The achievement is especially meaningful because malaria was first discovered in Algeria, when the French physician Dr. Charles Louis Alphonse Laveran discovered the parasite that transmits the disease in the 1880s.
“Algeria is where the malaria parasite was first discovered in humans almost a century and a half ago, and that was a significant milestone in responding to the disease,” said Dr. Matshidiso Moeti, WHO regional director for Africa, in a statement. “Now Algeria has shown the rest of Africa that malaria can be beaten through country leadership, bold action, sound investment , and science. The rest of the continent can learn from this experience.”
The WHO said that both countries defeated the mosquito-borne disease through effective health care mobilization. Trained health care professionals ensured that people received the treatment they needed, and worked relentlessly to contain the disease.
Their work paid off in the end. The last reported case of malaria occurred in 2010 for Algeria, and in 2013 for Argentina.
“Algeria and Argentina have eliminated malaria thanks to the unwavering commitment and perseverance of the people and leaders of both countries,” said Dr. Tedros Adhanom Ghebreyesus, WHO director-general, in a statement. “Their success serves as a model for other countries working to end this disease once and for all.”

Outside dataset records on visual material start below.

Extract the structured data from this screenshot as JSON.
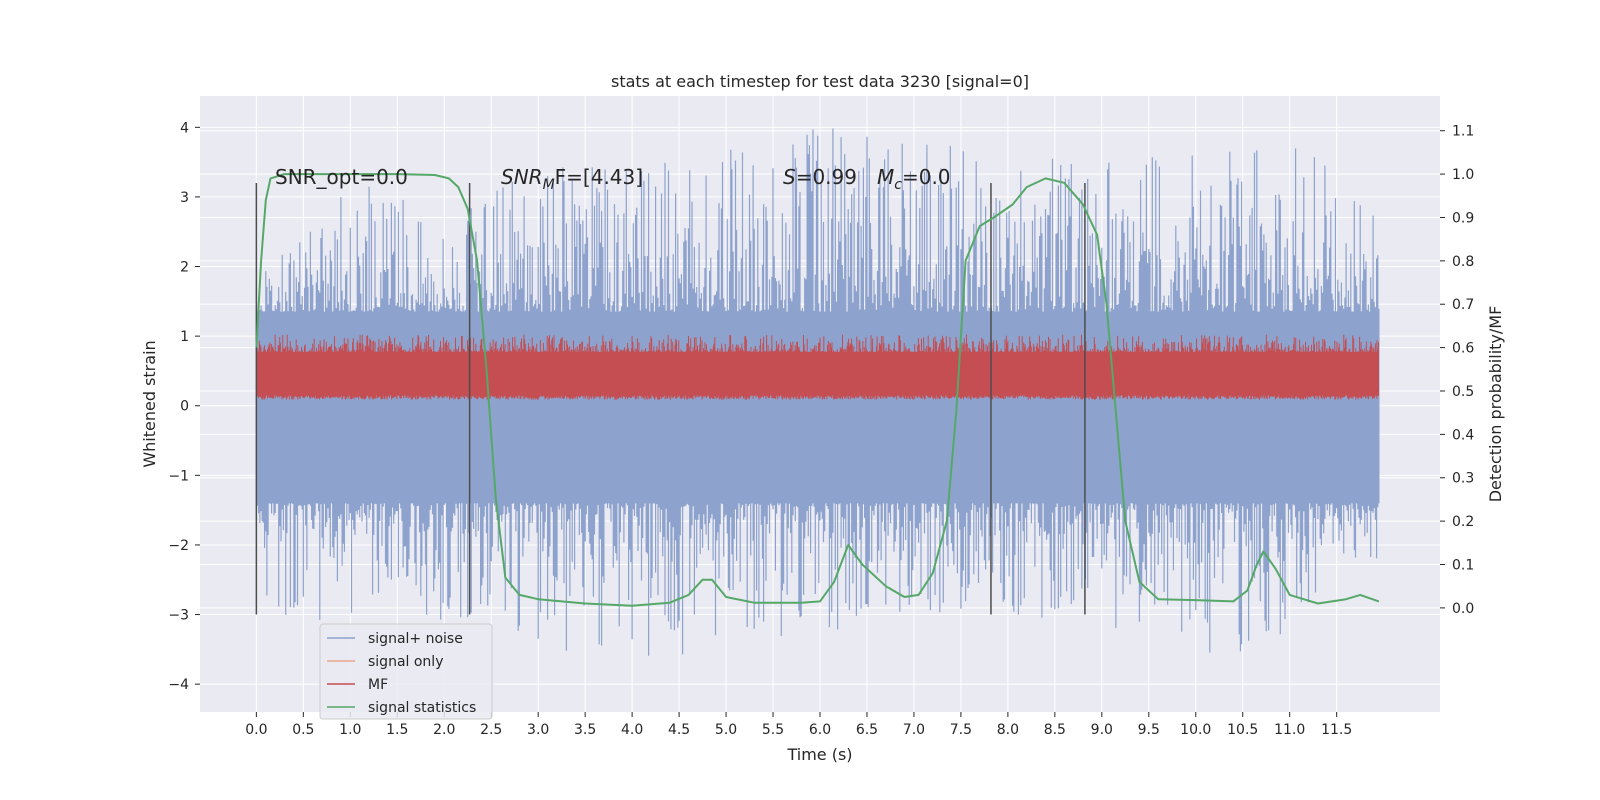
{
  "chart_data": {
    "type": "line",
    "title": "stats at each timestep for test data 3230 [signal=0]",
    "xlabel": "Time (s)",
    "ylabel": "Whitened strain",
    "ylabel_right": "Detection probability/MF",
    "xlim": [
      -0.6,
      12.6
    ],
    "ylim": [
      -4.4,
      4.45
    ],
    "ylim_right": [
      -0.24,
      1.18
    ],
    "x_ticks": [
      "0.0",
      "0.5",
      "1.0",
      "1.5",
      "2.0",
      "2.5",
      "3.0",
      "3.5",
      "4.0",
      "4.5",
      "5.0",
      "5.5",
      "6.0",
      "6.5",
      "7.0",
      "7.5",
      "8.0",
      "8.5",
      "9.0",
      "9.5",
      "10.0",
      "10.5",
      "11.0",
      "11.5"
    ],
    "y_ticks": [
      "4",
      "3",
      "2",
      "1",
      "0",
      "−1",
      "−2",
      "−3",
      "−4"
    ],
    "y_right_ticks": [
      "1.1",
      "1.0",
      "0.9",
      "0.8",
      "0.7",
      "0.6",
      "0.5",
      "0.4",
      "0.3",
      "0.2",
      "0.1",
      "0.0"
    ],
    "grid": true,
    "legend_position": "lower-left",
    "annotations": {
      "snr_opt": "SNR_opt=0.0",
      "snr_mf_prefix": "SNR",
      "snr_mf_sub": "M",
      "snr_mf_suffix": "F=[4.43]",
      "s_var": "S",
      "s_val": "=0.99",
      "mc_var": "M",
      "mc_sub": "c",
      "mc_val": "=0.0"
    },
    "vertical_markers_x": [
      0.0,
      2.27,
      7.82,
      8.82
    ],
    "marker_range_y": [
      -3.0,
      3.2
    ],
    "series": [
      {
        "name": "signal+ noise",
        "color": "#8da2cc",
        "envelope_upper": [
          {
            "x": 0.0,
            "y": 1.8
          },
          {
            "x": 1.0,
            "y": 3.3
          },
          {
            "x": 2.0,
            "y": 2.8
          },
          {
            "x": 3.0,
            "y": 3.4
          },
          {
            "x": 4.0,
            "y": 3.5
          },
          {
            "x": 5.0,
            "y": 3.7
          },
          {
            "x": 5.8,
            "y": 4.1
          },
          {
            "x": 7.0,
            "y": 3.9
          },
          {
            "x": 8.0,
            "y": 3.5
          },
          {
            "x": 9.0,
            "y": 3.6
          },
          {
            "x": 10.0,
            "y": 3.6
          },
          {
            "x": 11.0,
            "y": 3.9
          },
          {
            "x": 11.9,
            "y": 2.9
          }
        ],
        "envelope_lower": [
          {
            "x": 0.0,
            "y": -2.5
          },
          {
            "x": 0.25,
            "y": -3.4
          },
          {
            "x": 1.0,
            "y": -3.0
          },
          {
            "x": 2.0,
            "y": -3.1
          },
          {
            "x": 3.5,
            "y": -3.6
          },
          {
            "x": 3.7,
            "y": -3.9
          },
          {
            "x": 5.0,
            "y": -3.4
          },
          {
            "x": 6.2,
            "y": -3.3
          },
          {
            "x": 7.0,
            "y": -3.0
          },
          {
            "x": 8.0,
            "y": -3.1
          },
          {
            "x": 9.0,
            "y": -3.2
          },
          {
            "x": 10.5,
            "y": -3.7
          },
          {
            "x": 11.0,
            "y": -3.2
          },
          {
            "x": 11.9,
            "y": -2.2
          }
        ],
        "band_upper": 1.35,
        "band_lower": -1.4
      },
      {
        "name": "signal only",
        "color": "#e9a88a"
      },
      {
        "name": "MF",
        "color": "#c44e52",
        "axis": "right",
        "band_min": 0.49,
        "band_max": 0.59,
        "peak_max": 0.63
      },
      {
        "name": "signal statistics",
        "color": "#55a868",
        "axis": "right",
        "points": [
          {
            "x": 0.0,
            "y": 0.6
          },
          {
            "x": 0.05,
            "y": 0.8
          },
          {
            "x": 0.1,
            "y": 0.94
          },
          {
            "x": 0.15,
            "y": 0.99
          },
          {
            "x": 0.3,
            "y": 1.0
          },
          {
            "x": 1.0,
            "y": 1.0
          },
          {
            "x": 1.5,
            "y": 1.0
          },
          {
            "x": 1.9,
            "y": 0.998
          },
          {
            "x": 2.05,
            "y": 0.99
          },
          {
            "x": 2.15,
            "y": 0.97
          },
          {
            "x": 2.25,
            "y": 0.92
          },
          {
            "x": 2.35,
            "y": 0.8
          },
          {
            "x": 2.45,
            "y": 0.55
          },
          {
            "x": 2.55,
            "y": 0.25
          },
          {
            "x": 2.65,
            "y": 0.07
          },
          {
            "x": 2.8,
            "y": 0.03
          },
          {
            "x": 3.0,
            "y": 0.02
          },
          {
            "x": 3.5,
            "y": 0.01
          },
          {
            "x": 4.0,
            "y": 0.005
          },
          {
            "x": 4.4,
            "y": 0.012
          },
          {
            "x": 4.6,
            "y": 0.03
          },
          {
            "x": 4.75,
            "y": 0.065
          },
          {
            "x": 4.85,
            "y": 0.065
          },
          {
            "x": 5.0,
            "y": 0.025
          },
          {
            "x": 5.3,
            "y": 0.012
          },
          {
            "x": 5.8,
            "y": 0.012
          },
          {
            "x": 6.0,
            "y": 0.015
          },
          {
            "x": 6.15,
            "y": 0.06
          },
          {
            "x": 6.3,
            "y": 0.145
          },
          {
            "x": 6.45,
            "y": 0.1
          },
          {
            "x": 6.7,
            "y": 0.05
          },
          {
            "x": 6.9,
            "y": 0.025
          },
          {
            "x": 7.05,
            "y": 0.03
          },
          {
            "x": 7.2,
            "y": 0.08
          },
          {
            "x": 7.35,
            "y": 0.2
          },
          {
            "x": 7.45,
            "y": 0.45
          },
          {
            "x": 7.55,
            "y": 0.8
          },
          {
            "x": 7.7,
            "y": 0.88
          },
          {
            "x": 7.85,
            "y": 0.9
          },
          {
            "x": 8.05,
            "y": 0.93
          },
          {
            "x": 8.2,
            "y": 0.97
          },
          {
            "x": 8.4,
            "y": 0.99
          },
          {
            "x": 8.6,
            "y": 0.98
          },
          {
            "x": 8.8,
            "y": 0.93
          },
          {
            "x": 8.95,
            "y": 0.86
          },
          {
            "x": 9.05,
            "y": 0.7
          },
          {
            "x": 9.15,
            "y": 0.45
          },
          {
            "x": 9.25,
            "y": 0.2
          },
          {
            "x": 9.4,
            "y": 0.06
          },
          {
            "x": 9.6,
            "y": 0.02
          },
          {
            "x": 10.0,
            "y": 0.018
          },
          {
            "x": 10.4,
            "y": 0.015
          },
          {
            "x": 10.55,
            "y": 0.04
          },
          {
            "x": 10.65,
            "y": 0.1
          },
          {
            "x": 10.72,
            "y": 0.13
          },
          {
            "x": 10.85,
            "y": 0.09
          },
          {
            "x": 11.0,
            "y": 0.03
          },
          {
            "x": 11.3,
            "y": 0.01
          },
          {
            "x": 11.6,
            "y": 0.02
          },
          {
            "x": 11.75,
            "y": 0.03
          },
          {
            "x": 11.95,
            "y": 0.015
          }
        ]
      }
    ]
  }
}
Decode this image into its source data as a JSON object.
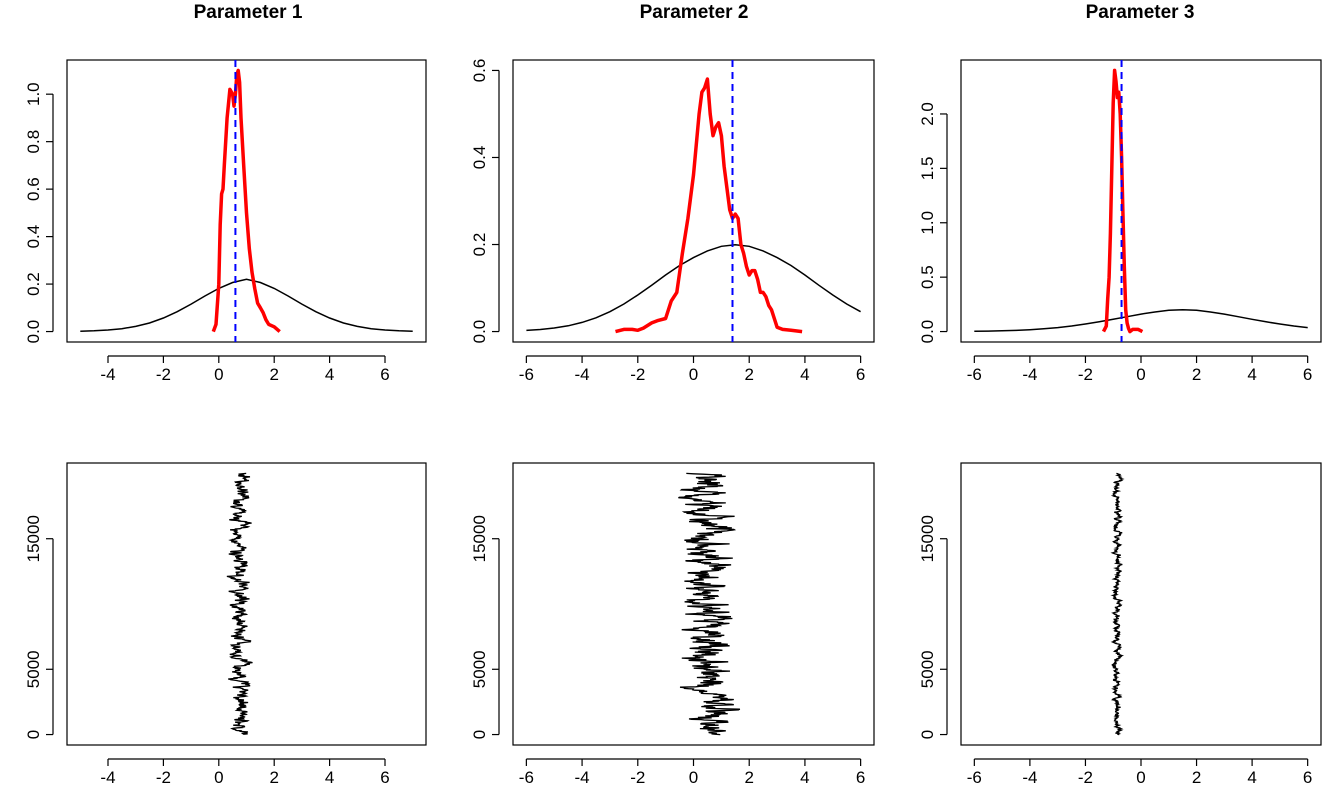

Globally, 38 countries have eliminated the disease that infected 219 million people and killed over 400,000 in 2017.
Malaria is typically spread to humans through mosquitoes, which transfer a parasite carrying the disease when they bite. Mosquitos, conversely, pick up the disease by biting people who are infected. In this way, a vicious cycle of infections can rapidly occur once the disease takes hold in a population.
Malaria can also be spread through needle sharing, blood transfusion, and from mother to child during birth.
Children under the age of 5 are most likely to die from the disease, and 90% of malaria-related deaths happen in southern Africa, where inadequate health care systems prevent people from getting the treatment they need to overcome an infection, according to the Center for Disease Control.
Although Algeria and Argentina have stopped the threat of malaria, they’re not in the clear forever. Other countries that have been declared malaria-free have seen outbreaks again.
Venezuela was the first country in the world to be declared malaria-free back in 1961. Today, the country is facing a malaria crisis that is spiraling out of control.
The country’s decline shows the urgent need to be maintain strong health care systems around the world in order to eradicate malaria once and for all.